If would be better to use separate index for each column.

CREATE TABLE `test1` (
      `a` VARCHAR(255) NOT NULL,
      `b` VARCHAR(255) NOT NULL,
      `c` VARCHAR(255) NOT NULL,
      INDEX(`a`),
      INDEX(`b`),
      INDEX(`c`)
) ENGINE=InnoDB DEFAULT CHARSET='utf8';

Usually composite index is used to enforce unique combinations and composite primary keys.

If you expect to frequently search WHERE a = const AND b = const AND c = const, then it's also useful.

Your composite index should help with the a = const part in WHERE a = const AND c = const, but not with c.

Basically, if your index is:

INDEX(a,b,c,d)

if can be used for the following searches:

 - WHERE a = const AND b = const AND c = const AND d = const
 - WHERE a = const AND b = const AND c = const
 - WHERE a = const AND b = const
 - WHERE a = const
6
  • Thanks, but the question is not in how to better design the table structure/indexes, I'm only interested in how composite index works or doesn't work for conditions using only part of it missing some columns in the middle of the index.
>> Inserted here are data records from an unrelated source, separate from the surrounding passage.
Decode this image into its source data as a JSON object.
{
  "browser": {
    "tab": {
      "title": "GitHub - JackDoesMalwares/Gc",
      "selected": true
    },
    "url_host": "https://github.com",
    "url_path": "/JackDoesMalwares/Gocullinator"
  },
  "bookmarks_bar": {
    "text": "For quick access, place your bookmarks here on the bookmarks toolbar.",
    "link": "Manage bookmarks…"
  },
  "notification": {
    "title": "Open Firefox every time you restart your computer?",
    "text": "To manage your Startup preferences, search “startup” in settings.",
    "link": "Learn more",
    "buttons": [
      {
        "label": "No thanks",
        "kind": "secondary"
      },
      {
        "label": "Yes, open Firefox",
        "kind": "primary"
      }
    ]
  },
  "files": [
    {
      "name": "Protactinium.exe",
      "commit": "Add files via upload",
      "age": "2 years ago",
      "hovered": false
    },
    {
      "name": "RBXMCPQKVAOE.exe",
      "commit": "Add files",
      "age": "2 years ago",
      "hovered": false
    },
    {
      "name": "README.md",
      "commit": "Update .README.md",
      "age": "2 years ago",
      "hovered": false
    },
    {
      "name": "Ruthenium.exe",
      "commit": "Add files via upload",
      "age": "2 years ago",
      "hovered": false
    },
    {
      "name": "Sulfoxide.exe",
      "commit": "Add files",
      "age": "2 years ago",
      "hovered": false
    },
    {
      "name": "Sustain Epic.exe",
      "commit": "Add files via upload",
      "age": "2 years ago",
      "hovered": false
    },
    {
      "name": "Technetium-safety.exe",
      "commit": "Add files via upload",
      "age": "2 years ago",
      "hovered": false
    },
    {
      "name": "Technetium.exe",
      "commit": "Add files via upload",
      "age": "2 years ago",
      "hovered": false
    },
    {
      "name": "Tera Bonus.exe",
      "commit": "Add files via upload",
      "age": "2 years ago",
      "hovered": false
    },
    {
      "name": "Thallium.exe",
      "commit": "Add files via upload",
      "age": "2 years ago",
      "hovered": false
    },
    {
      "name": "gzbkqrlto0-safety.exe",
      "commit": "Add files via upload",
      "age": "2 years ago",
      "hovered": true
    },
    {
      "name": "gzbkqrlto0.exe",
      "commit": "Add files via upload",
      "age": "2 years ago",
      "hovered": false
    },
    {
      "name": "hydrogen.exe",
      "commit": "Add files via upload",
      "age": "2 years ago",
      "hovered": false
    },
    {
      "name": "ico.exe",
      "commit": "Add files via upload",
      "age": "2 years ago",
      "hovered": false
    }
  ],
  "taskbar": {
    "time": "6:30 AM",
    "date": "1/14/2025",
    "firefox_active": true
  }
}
I.e. 1st and 3rd columns in the index order as in the example above.
    – Alexey
    Commented Mar 13, 2019 at 19:36
  • Are you just exploring and testing? Commented Mar 13, 2019 at 20:05
  • yes, exactly, trying to figure out how composite indexes work + how mysql optimizer works in case of AND conditions on parts of the index that are not in sequential order from the index itself
    – Alexey
    Commented Mar 13, 2019 at 20:06
  • @Alexey, I added more info. Commented Mar 13, 2019 at 21:17
  • yes, that's what I'm interested in ,but would appreciate sources, if you found a confirmation that it will use it for the first part of WHERE clause. Where did you find the info?